Both men were the objects of courtesies at the hands of the fashionable element who composed the Federalist society in Richmond. Blennerhassett’s interest in music was immediately rewarded by invitations to meetings of the Harmonic Society. Though at the outset he could not assist in the program because he had no spectacles, he was granted an honorary membership for the length of his stay in town. He found the flutes good, four violins moderately good, and three excellent singers who performed some charming trios by Dr. Calcott, inspired by extracts from Ossian. These were new to Blennerhassett’s ears and, on the whole, he enjoyed himself so much that he stayed listening to the music until midnight.
The visitor was more fortunate at a meeting of the society a few nights later. Somebody lent him a pair of spectacles, thus enabling him to read notes and take part in a symphony and also in a quartet by Pleyel; but, he lamented, “with less effect than if I had been provided with my own.”
In fact now that Blennerhassett was free, on Sundays when the Court was not sitting and in the evenings, he found many opportunities to enjoy the best Richmond society. He made a special visit to Mrs. Gamble, no doubt to thank her in person for the calf’s foot jelly and butter she had sent him while he was in prison. He found her to be “a most amiable old lady, so fraught with the generous humanity characteristic of her sex, as to suffer not the connections of her daughters ... to prevent her expressing not merely a concern for the general hardships we have suffered, but even to censure the last two days’ proceedings in court.” The “connections” of her daughters were of course Agnes’s husband, Governor Cabell, and Elizabeth’s husband William Wirt who, had it not been for Hay’s nolle prosequi, would at that very moment have been using his eloquence to get Blennerhassett hanged.
Mrs. William Brockenbrough, too, was among the ladies expressing solicitude for the poor persecuted prisoners. The former mistress of Tuckahoe and present wife of the rising young banker was, observed Blennerhassett, the nearest approximation in Richmond to a savant bel esprit. Her reputation for intelligence was, perhaps, somewhat enhanced in Blennerhassett’s estimation by her insistence that she must get a copy of “The Querist” to read. The proud author of that series of articles just then was under the impression that David Robertson, who had done such a fine job of taking notes on the trial in shorthand, was going to give them a longer life by including them in the book he proposed to compile on the trial.

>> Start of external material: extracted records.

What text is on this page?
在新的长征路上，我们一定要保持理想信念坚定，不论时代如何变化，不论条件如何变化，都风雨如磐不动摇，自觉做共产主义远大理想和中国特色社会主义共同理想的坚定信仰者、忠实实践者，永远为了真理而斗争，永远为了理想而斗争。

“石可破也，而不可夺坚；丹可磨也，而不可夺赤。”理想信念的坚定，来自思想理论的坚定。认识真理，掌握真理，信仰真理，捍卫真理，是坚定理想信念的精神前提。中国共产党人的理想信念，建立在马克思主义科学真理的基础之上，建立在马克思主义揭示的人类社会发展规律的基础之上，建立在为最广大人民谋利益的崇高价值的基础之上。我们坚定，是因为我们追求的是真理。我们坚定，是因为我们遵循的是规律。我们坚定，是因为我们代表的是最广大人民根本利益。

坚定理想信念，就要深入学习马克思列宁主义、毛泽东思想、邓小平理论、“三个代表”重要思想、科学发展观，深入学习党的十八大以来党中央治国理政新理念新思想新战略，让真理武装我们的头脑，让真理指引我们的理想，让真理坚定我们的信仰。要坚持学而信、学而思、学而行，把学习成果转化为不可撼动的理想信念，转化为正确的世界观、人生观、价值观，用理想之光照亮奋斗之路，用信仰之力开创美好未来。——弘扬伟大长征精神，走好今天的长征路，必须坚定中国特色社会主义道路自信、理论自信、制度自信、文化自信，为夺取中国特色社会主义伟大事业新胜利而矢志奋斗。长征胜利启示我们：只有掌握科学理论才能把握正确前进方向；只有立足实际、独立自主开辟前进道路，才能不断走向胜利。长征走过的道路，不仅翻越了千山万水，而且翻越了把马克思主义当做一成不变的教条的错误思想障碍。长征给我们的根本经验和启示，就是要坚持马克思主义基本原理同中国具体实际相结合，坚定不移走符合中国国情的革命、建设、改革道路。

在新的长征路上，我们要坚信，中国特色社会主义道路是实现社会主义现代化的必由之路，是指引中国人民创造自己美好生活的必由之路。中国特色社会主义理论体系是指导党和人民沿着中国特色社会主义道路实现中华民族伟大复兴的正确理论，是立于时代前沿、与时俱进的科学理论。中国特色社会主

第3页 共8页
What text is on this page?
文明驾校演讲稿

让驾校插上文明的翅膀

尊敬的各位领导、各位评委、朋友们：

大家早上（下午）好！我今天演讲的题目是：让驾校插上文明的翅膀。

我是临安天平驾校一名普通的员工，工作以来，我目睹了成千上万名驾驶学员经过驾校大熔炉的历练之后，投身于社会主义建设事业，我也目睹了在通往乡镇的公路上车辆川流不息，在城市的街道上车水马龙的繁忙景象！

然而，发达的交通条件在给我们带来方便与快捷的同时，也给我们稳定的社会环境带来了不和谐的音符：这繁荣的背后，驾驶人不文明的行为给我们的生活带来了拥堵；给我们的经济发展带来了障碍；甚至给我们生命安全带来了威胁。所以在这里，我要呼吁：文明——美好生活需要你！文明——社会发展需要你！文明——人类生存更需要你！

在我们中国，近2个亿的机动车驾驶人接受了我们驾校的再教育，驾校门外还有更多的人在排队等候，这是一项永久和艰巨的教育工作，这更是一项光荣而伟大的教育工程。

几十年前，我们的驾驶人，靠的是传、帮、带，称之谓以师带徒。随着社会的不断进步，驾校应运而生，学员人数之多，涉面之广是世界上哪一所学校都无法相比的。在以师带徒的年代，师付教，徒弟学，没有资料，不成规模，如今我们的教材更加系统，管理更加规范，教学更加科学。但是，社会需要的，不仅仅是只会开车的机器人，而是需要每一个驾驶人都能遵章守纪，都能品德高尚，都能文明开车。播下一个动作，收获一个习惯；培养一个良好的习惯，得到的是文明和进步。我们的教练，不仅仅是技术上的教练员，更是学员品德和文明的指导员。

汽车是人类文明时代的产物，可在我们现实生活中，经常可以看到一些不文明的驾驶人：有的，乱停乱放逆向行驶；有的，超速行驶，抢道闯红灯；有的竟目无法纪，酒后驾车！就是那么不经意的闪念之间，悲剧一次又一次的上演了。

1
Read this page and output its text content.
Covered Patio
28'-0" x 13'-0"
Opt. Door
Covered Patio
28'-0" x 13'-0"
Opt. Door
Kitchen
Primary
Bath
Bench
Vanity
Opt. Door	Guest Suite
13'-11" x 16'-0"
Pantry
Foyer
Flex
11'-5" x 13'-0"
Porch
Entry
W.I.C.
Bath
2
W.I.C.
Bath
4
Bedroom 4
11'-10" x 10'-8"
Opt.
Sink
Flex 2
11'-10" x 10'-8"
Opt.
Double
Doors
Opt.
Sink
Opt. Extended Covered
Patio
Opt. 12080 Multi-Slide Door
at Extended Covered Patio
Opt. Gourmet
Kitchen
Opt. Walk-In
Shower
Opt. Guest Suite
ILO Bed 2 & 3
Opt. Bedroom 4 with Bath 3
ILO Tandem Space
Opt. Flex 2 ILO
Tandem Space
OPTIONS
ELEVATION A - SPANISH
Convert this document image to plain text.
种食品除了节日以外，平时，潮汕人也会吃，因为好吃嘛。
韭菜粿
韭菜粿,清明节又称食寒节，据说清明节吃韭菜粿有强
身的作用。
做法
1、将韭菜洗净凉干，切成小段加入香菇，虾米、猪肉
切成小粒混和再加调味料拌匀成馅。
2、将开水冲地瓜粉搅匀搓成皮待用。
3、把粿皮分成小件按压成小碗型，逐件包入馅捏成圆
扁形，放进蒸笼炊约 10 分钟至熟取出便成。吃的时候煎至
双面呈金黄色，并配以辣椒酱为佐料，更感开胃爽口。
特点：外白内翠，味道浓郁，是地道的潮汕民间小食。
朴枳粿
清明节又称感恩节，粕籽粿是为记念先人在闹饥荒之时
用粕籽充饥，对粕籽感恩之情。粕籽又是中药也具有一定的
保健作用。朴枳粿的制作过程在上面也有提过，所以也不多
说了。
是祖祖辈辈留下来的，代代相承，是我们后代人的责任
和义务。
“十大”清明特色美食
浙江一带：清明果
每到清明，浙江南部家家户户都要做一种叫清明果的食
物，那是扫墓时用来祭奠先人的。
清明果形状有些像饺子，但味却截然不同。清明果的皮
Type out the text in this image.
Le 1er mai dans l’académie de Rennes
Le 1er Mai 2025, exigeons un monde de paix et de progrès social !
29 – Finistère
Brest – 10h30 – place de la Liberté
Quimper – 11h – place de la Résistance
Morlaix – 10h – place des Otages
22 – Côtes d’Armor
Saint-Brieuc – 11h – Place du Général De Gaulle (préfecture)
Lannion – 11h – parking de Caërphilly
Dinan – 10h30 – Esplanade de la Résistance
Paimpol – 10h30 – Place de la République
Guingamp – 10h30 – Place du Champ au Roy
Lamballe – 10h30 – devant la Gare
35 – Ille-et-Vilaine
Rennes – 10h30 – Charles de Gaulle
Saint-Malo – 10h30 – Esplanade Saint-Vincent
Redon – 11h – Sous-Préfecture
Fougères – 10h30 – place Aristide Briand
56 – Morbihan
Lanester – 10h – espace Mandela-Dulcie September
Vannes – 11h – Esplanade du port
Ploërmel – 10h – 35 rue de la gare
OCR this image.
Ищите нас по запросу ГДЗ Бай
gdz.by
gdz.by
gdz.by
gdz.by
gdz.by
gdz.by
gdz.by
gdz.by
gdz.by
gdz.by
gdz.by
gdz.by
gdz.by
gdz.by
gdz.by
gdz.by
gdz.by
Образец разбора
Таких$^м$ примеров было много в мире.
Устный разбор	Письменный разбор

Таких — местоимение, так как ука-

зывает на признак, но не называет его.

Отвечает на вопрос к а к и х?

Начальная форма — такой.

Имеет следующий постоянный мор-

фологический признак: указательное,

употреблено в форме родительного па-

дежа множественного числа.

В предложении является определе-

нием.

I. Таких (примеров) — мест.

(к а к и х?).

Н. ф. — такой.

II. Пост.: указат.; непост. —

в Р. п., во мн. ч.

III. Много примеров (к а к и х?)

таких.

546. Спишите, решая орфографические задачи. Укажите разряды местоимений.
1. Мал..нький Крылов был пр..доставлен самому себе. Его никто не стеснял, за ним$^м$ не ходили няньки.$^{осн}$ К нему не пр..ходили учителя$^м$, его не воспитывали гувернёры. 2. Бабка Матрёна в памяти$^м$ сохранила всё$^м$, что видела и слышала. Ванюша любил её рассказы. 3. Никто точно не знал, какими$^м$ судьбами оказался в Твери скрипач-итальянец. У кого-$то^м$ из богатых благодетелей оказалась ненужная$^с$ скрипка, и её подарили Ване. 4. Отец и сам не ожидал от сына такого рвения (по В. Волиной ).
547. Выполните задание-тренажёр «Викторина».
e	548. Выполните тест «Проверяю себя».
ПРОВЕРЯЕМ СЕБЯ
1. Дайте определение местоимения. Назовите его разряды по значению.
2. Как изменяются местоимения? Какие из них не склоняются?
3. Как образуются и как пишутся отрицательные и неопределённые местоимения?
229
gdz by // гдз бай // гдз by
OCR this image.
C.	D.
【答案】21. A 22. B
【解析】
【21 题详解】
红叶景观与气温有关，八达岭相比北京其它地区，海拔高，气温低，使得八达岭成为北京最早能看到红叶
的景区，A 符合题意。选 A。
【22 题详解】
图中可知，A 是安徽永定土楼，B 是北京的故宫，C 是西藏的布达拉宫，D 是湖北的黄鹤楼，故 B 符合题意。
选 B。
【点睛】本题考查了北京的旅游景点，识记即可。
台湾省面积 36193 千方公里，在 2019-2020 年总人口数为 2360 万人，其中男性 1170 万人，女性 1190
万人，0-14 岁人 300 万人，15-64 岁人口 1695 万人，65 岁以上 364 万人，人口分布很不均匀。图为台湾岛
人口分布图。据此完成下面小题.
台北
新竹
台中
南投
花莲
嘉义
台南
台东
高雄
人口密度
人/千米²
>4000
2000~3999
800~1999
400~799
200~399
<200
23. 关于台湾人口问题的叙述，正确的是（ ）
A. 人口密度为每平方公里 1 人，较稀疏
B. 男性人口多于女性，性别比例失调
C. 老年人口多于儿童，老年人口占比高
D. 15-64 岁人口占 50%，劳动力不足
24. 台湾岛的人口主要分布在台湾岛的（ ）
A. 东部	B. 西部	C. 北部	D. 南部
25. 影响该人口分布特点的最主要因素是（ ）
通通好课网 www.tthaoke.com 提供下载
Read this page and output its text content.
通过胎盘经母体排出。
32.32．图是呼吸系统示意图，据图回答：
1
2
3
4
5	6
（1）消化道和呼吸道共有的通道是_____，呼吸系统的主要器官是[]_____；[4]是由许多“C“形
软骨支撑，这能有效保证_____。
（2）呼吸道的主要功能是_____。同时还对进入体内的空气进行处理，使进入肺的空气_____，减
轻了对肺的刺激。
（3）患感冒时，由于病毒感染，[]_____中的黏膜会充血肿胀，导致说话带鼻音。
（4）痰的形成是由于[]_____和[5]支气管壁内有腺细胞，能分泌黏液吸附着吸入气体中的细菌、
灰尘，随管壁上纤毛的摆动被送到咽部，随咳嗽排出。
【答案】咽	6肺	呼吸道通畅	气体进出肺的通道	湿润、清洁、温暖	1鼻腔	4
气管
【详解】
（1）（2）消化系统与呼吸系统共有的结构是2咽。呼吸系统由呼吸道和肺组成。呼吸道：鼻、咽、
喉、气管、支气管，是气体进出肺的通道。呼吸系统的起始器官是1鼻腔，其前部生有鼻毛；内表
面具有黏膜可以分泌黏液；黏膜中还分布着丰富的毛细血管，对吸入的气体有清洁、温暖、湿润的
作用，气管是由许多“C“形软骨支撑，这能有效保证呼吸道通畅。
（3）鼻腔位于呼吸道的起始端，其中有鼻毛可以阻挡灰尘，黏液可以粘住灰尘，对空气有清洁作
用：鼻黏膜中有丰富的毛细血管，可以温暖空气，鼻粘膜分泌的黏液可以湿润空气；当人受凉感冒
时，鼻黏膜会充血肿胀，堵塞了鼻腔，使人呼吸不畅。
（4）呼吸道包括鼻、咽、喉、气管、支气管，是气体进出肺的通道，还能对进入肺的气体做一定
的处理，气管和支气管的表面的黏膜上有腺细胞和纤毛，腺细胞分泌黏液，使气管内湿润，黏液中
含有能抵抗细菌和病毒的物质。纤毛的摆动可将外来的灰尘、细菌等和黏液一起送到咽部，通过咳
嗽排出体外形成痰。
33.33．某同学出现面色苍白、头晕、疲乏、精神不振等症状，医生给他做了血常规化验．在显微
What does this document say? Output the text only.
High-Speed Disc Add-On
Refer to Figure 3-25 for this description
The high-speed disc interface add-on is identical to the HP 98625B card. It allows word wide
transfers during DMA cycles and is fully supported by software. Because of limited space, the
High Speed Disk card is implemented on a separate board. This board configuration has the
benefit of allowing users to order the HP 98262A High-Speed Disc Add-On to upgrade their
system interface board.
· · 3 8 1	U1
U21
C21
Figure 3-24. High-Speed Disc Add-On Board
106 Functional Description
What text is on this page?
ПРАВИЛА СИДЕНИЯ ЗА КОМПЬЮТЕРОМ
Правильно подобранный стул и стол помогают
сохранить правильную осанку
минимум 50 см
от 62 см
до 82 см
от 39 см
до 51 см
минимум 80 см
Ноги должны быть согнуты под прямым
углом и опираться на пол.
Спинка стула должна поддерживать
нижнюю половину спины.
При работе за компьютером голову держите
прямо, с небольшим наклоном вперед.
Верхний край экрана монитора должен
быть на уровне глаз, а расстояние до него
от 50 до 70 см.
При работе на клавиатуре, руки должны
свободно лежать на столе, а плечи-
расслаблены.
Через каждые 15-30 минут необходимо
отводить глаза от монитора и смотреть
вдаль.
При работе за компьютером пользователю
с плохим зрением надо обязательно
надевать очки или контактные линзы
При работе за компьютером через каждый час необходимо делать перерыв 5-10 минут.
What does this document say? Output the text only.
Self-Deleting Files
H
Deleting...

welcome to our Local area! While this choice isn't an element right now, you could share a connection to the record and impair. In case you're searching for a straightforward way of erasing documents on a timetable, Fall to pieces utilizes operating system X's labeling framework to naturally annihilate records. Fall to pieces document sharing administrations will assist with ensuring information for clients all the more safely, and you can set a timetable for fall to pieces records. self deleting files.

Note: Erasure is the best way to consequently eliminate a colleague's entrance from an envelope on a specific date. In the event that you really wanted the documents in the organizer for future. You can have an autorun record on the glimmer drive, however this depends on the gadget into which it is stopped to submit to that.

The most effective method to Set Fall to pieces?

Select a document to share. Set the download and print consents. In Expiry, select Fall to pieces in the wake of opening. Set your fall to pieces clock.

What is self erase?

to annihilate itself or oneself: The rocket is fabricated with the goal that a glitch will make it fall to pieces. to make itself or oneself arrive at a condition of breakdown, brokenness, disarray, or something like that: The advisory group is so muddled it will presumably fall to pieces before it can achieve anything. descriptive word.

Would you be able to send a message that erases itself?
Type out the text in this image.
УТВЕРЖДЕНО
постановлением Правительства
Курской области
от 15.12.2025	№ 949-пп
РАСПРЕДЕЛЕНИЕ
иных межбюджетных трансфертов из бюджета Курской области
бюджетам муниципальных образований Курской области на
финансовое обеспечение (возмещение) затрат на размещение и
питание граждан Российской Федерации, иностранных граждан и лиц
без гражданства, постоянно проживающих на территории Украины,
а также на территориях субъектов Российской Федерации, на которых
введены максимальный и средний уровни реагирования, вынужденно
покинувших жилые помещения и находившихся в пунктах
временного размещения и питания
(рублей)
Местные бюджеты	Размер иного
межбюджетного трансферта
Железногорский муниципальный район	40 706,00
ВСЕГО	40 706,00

In this expectation he proved to be mistaken. “The Querist” articles were not made a part of Robertson’s two classic volumes.
After his long years on his island with no settlement closer than Marietta, Blennerhassett evidently relished the cultivated society that the capital of the Commonwealth of Virginia provided. He experienced great delight in the piano performance of a talented young Frenchman. It lasted two hours and introduced Blennerhassett to the most recent compositions of Haydn who, at the age of 75 years, was still producing his melodious music. At another meeting of the Harmonic Society he enjoyed the company of Mrs. Wickham and of Mrs. Chevallié. It did not quite compensate for the separation from his wife, but the Blennerhassetts were not entirely out of touch. “I had this morning,” he exulted, “a long double letter from my adored wife. Its red seal was as welcome to my eyes as the evening star to the mariner.”
However, these delightful diversions could not entirely erase the fact that the Messrs. Burr and Blennerhassett were in Richmond for other than social affairs. On September 9 the petty jury to hear the case of misdemeanor against the Colonel was sworn in and the trial of witnesses commenced. The trial was less than a week old when the same obstacle presented itself that had halted proceedings in the treason trial. Defense counsel again objected to what they regarded as quantities of irrelevant matter in the testimony.
After the issue had been debated at length the Chief Justice again issued one of his long and learned opinions sustaining the defense’s objection. The testimony, he ruled, must include only that which showed the expedition to have been military in nature and designed against the dominions of Spain. He ruled further that the testimony must deal only with the acts charged in the indictment and which were alleged to have occurred within the jurisdiction of the Court.
Again the District Attorney confessed he had presented all the testimony answering the description of that which the Chief Justice had ruled to be admissible. So, like the treason trial, that on the misdemeanor charge came to an abrupt conclusion. It took the jury not more than half an hour to find Aaron Burr not guilty of a high misdemeanor. Again, as in the treason trial, on hearing the verdict Mr. Hay entered a nolle prosequi in the cases of Blennerhassett and the other accused men.
The defeat of the Government was now well nigh complete. The gallant Wilkinson, observing the proceedings in Richmond, wrote a letter of condolence to his chief.
“The disgraceful and dishonorable scenes which have been passing in review here are drawing to a close,” he lamented. “Burr has just been acquitted on the trial for misdemeanor and now a motion will be made for his transmittal to Kentucky, which will go off the same way. The chief [Marshall] has stepped in too deep to retreat, and indeed, his enterprise and hardihood almost justify the suspicion that he has been a party to the conspiracy.” Wilkinson spoke of reforming the Federal courts and getting rid of a “corrupt judge.”